Fight Club: A psychological analysis of homophobia?
I could be wrong, but it sorta seems that way the more and more I watch it. I doubt I'm the first one to notice this, but here are my thoughts anyway:
I will probably type a ridiculously long essay on this later, but for now, I'll just use these points from the top of my head to illustrate what I mean:
- The story is about an alienated, clearly effeminate young male with the potential to be gay if not for his self-loathing. He can't sleep. He makes no effort to connect to human beings. His inner-voice is cynical to the point of hilarity. Do most straight men without girlfriends concentrate this hard on building ikea nests? This changes when he invents an alternate identity to cope with his dislike of himself. It's the person he wants to be. Cocky, macho, independent, all of the stereotypes of who successful straight males are. He can't "relate" to the woman he met at his meetings, Marla, without the Tyler persona taking control. Over time, this persona reveals itself for what it is: a fascist, souless, evil manifestation of the narrator's hate.

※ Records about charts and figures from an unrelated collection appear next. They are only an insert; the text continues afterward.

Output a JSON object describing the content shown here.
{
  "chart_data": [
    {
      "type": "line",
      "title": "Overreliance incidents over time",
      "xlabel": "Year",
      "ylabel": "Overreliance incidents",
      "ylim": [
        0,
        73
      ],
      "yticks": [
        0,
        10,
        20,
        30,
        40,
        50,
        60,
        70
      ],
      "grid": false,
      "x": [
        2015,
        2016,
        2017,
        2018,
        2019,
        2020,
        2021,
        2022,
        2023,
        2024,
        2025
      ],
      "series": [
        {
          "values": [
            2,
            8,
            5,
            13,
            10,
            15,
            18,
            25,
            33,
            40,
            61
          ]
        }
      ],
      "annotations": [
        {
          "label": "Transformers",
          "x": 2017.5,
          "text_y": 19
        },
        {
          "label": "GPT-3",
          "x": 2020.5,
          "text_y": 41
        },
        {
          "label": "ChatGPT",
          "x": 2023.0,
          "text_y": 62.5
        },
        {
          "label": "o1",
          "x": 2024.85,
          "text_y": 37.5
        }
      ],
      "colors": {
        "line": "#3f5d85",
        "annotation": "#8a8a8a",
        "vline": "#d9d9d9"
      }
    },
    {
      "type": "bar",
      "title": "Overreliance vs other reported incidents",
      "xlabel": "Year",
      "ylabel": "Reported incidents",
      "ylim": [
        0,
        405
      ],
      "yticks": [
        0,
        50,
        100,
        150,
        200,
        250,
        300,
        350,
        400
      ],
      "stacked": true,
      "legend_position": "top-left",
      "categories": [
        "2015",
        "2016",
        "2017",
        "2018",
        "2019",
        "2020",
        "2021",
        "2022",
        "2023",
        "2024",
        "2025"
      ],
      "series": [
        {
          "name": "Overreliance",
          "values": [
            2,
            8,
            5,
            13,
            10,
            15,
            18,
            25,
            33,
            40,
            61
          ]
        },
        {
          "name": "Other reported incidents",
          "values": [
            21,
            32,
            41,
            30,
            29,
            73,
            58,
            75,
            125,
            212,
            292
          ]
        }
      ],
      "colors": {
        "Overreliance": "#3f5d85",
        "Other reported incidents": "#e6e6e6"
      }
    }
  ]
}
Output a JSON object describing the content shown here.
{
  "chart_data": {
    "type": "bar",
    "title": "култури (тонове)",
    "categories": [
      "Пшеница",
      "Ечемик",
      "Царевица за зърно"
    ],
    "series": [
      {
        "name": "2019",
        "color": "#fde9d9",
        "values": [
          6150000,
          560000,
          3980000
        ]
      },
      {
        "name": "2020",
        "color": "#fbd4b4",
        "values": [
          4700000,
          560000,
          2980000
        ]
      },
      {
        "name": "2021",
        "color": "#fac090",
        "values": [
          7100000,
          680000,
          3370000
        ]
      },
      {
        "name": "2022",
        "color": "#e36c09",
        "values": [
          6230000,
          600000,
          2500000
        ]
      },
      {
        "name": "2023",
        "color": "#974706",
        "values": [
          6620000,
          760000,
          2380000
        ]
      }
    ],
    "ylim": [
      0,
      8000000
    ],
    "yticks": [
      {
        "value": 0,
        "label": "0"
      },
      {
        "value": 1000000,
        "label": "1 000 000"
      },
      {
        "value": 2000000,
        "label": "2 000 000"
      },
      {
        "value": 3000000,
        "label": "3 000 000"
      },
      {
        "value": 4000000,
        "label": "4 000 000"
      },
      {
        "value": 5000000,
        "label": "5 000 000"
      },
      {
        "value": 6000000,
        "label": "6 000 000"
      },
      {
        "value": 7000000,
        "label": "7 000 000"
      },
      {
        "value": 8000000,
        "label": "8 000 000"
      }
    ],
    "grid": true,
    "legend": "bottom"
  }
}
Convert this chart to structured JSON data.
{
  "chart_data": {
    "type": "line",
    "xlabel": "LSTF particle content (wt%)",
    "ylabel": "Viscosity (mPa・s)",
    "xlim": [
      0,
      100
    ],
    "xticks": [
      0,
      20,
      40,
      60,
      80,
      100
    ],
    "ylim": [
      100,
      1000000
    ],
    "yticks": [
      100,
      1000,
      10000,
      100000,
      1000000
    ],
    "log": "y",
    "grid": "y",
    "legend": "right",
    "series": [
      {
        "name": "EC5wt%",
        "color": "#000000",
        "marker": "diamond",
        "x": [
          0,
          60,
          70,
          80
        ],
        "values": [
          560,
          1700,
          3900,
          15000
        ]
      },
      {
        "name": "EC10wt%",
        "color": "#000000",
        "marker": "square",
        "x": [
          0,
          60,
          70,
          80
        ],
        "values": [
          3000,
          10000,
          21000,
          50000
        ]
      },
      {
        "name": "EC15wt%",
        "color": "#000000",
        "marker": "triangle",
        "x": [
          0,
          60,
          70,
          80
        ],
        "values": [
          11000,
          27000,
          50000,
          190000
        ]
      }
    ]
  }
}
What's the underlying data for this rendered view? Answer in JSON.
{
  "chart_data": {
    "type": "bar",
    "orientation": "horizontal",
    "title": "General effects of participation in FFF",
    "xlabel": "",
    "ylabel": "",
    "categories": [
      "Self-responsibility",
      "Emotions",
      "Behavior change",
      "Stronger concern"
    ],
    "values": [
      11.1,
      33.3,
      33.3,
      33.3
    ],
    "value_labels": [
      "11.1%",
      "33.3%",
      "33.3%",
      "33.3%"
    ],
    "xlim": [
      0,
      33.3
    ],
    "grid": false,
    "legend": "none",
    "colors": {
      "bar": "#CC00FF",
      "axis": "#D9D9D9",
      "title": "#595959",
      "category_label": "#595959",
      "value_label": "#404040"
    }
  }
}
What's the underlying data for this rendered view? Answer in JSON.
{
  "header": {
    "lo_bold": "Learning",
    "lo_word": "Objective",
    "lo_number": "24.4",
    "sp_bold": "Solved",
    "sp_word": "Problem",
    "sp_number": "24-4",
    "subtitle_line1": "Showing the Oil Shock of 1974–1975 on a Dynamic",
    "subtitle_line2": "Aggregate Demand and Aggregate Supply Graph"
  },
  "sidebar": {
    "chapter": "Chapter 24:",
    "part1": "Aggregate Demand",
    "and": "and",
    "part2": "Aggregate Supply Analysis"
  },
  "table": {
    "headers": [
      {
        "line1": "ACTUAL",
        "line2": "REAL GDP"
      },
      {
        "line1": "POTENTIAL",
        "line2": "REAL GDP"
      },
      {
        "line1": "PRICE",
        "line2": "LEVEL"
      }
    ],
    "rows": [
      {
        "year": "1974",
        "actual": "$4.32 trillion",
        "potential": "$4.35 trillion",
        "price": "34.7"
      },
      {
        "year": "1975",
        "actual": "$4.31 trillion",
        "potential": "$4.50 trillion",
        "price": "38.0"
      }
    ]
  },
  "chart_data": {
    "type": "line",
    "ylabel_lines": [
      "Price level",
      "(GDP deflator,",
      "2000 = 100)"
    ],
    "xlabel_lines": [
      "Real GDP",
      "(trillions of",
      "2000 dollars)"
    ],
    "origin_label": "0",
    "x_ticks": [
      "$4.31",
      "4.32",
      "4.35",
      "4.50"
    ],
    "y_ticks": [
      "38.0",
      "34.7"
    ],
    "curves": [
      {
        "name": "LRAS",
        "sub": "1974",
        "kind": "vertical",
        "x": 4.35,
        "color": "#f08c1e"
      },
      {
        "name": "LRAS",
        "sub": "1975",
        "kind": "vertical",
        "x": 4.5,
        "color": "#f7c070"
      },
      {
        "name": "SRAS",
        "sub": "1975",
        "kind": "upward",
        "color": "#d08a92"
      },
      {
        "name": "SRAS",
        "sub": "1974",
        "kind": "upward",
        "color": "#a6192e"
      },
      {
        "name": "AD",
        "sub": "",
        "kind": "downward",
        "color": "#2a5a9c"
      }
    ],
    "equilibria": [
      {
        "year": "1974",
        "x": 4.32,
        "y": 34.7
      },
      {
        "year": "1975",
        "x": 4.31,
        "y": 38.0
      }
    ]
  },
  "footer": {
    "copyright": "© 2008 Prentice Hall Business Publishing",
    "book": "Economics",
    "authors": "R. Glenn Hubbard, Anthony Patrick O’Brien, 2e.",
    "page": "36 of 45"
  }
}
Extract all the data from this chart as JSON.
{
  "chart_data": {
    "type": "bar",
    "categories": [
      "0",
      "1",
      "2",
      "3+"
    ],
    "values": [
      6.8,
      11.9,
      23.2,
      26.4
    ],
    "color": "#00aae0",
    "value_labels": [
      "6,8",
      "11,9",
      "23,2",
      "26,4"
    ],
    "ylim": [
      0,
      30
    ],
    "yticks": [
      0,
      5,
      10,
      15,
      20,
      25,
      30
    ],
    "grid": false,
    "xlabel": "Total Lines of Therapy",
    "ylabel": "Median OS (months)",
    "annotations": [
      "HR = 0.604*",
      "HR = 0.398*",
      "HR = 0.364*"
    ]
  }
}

- Fighting is a metaphor, I think, for the narrator/tyler's adversion towards gay sex. Since the narrator cannot bring himself to love another man, like, say, Bob (the guy whom which upon embracing in the meetings allows the narrator to finally sleep at night) he invents tyler and the movement of fight club. It is no coincidence that one of the most disturbing scenes in the film for both the viewer and narrator is Bob's death. He was a kind person. A lost soul, like the narrator, but a caring person...until fight club's corruption took hold.
- In the film it is hinted at that the narrator invents tyler to deal with his lack of self confidence in dating Marla, whom he likes. This works on a different level that kinda adds more depth to the narrator's character I think.